3.2. Het college stelt voorop dat beklaagde geen verweer heeft gevoerd, hetgeen tot gevolg heeft dat wordt uitgegaan van de door klager geschetste en onweersproken gebleven feiten omtrent zijn paard. Klager stelt dat beklaagde het paard op 23 juni 2016 heeft gevaccineerd tegen influenza, maar dat hiervan geen aantekening is gemaakt in het paardenpaspoort. Ook ondanks herhaalde telefonische verzoeken is dit volgens klager niet gebeurd. Bij de stukken bevindt zich een aangetekende brief aan beklaagde d.d. 9 november 2016, waarin van de zijde van klager nogmaals is verzocht om het paspoort van het paard alsnog te voorzien van de bedoelde aantekening en is beklaagde in de gelegenheid gesteld om dit binnen een week te doen. Klager stelt dat de aangetekende brief door beklaagde niet van het postkantoor is opgehaald en retour is gekomen en dat ook die brief dus niet heeft geleid tot enige actie in deze door beklaagde. Klager heeft vervolgens de onderhavige klacht bij het college ingediend, stellende dat zijn dochter door de handelwijze van beklaagde met het paard niet mag deelnemen aan sportwedstrijden.

3.3. Voor risico van beklaagde komt dat het college bij gebreke van een verweer in het duister tast over de reden waarom hij niet aan het verzoek van klager heeft voldaan. Hoewel het niet wettelijk verplicht is om van de hier bedoelde vaccinatie een aantekening in het paardenpaspoort te maken, is een dergelijke aantekening met stempel, vaccinatiedatum en handtekening van de dierenarts wel vereist om deel te kunnen nemen aan wedstrijden in de paardensport. Beklaagde kon er blijkens de stukken ook van op de hoogte zijn dat de herhaalde verzoeken van klager hiermee verband hielden. Nu er naar het oordeel van het college geen valide reden te bedenken valt om zo'n verzoek te weigeren en gelet op het belang dat klager bij het invullen van de vaccinatiegegevens had om het paard te kunnen gebruiken als door hem en zijn dochter bedoeld, is het college van oordeel dat beklaagde niet heeft gehandeld als van een redelijk bekwaam en redelijk handelend dierenarts mag worden verwacht en is de klacht gegrond. Het college acht na te melden maatregel passend en geboden.

4. DE BESLISSING   

Het college:

verklaart de klacht gegrond;

geeft beklaagde daarvoor een waarschuwing als bedoeld in artikel 8.31, eerste lid, onderdeel a van de Wet dieren.

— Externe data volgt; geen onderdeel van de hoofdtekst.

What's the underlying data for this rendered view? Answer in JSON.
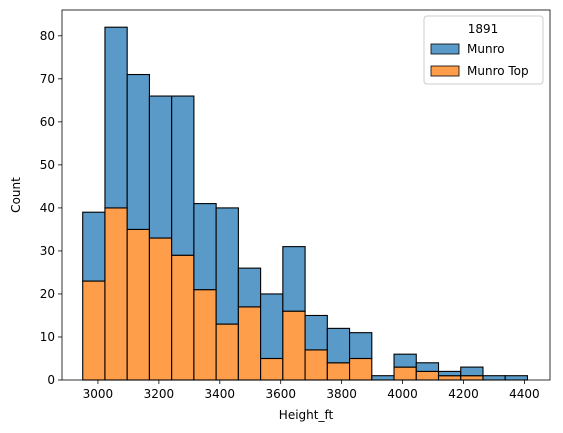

Aldus vastgesteld te ’s-Gravenhage door mr. G.J. van Muijen, voorzitter, en door de leden      drs. M. Lockhorst, drs. J.A.M van Gils, drs. B.J.A. Langhorst-Mak en drs. A. van der Bas, in tegenwoordigheid van mr. J.B.M. Keijzers, secretaris.

Uitgesproken in het openbaar op 16 juni 2017, door mr. G.J. van Muijen, voorzitter, in tegenwoordigheid van mr. J.B.M. Keijzers, secretaris.